A novel phosphoproteomic landscape evoked in response to type I interferon in the brain and in glial cells

Type I interferons (IFN-I) are key responders to central nervous system infection and injury. They mediate their effects primarily via transcriptional regulation of several hundred interferon-regulated genes. Using a mouse model for IFN-I-induced neurodegeneration, we identified widespread protein phosphorylation as a new mechanism by which IFN-I mediate their effects. Protein phosphorylation aligned with the clinical hallmarks and pathological outcome, including impaired development, motor dysfunction and seizures. In vitro experiments revealed extensive and rapid IFN-I-induced protein phosphorylation in microglia and astrocytes, the brain’s primary IFN-I-responding cells.
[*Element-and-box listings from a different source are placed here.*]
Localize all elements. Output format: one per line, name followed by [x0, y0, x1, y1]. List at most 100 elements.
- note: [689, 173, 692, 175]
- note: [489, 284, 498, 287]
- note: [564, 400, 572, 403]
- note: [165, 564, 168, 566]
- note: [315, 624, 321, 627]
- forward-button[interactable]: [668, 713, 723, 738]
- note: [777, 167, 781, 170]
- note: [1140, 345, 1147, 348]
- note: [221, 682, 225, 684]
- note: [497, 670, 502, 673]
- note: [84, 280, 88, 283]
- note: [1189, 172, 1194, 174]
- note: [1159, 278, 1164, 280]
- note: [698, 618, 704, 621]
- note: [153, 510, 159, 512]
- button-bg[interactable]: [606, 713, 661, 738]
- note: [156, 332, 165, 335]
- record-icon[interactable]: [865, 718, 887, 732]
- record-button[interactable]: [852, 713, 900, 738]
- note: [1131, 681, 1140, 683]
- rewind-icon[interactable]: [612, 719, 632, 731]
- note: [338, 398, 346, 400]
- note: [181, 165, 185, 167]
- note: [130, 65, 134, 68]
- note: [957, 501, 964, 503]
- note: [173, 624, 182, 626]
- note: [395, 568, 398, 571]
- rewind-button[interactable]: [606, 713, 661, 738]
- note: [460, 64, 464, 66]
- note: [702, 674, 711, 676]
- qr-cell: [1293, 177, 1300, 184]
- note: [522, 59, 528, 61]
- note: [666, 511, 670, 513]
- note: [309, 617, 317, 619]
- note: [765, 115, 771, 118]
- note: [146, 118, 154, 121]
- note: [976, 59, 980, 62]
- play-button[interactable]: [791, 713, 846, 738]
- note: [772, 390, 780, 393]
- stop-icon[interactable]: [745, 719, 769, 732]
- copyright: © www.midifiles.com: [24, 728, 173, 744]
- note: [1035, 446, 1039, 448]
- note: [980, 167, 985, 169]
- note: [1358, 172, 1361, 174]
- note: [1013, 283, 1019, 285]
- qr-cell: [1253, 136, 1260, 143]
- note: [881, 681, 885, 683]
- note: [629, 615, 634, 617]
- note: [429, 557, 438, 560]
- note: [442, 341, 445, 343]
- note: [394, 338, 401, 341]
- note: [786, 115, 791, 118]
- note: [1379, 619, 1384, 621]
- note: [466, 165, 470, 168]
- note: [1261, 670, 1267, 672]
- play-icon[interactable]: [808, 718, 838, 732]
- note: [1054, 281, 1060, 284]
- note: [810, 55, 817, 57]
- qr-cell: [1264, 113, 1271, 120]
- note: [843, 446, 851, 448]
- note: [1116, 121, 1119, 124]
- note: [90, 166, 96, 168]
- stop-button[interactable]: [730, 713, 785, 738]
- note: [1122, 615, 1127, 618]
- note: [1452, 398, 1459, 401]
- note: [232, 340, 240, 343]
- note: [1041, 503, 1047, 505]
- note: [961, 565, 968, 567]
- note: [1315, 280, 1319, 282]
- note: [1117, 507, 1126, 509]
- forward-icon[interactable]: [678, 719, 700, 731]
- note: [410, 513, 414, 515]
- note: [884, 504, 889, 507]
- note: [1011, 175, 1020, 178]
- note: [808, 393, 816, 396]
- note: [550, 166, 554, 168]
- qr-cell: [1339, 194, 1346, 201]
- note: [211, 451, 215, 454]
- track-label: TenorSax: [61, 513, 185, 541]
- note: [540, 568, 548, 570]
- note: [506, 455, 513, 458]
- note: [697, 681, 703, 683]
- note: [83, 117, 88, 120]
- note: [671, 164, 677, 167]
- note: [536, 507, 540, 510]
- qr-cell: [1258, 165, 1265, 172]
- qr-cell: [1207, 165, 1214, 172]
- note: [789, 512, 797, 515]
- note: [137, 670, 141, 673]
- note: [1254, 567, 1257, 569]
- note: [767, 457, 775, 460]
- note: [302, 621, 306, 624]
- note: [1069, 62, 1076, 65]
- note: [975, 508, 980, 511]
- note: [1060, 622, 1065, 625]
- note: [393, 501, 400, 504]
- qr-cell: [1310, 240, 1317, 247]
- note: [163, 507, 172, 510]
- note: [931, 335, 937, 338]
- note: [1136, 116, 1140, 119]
Response to acute IFN-I stimulation was independent of gene expression and mediated by a small number of kinase families. The changes in the phosphoproteome affected a diverse range of cellular processes and functional analysis suggested that this response induced an immediate reactive state and prepared cells for subsequent transcriptional responses. Our studies reveal a hitherto unappreciated role for changes in the protein phosphorylation landscape in cellular responses to IFN-I and thus provide insights for novel diagnostic and therapeutic strategies for neurological diseases caused by IFN-I.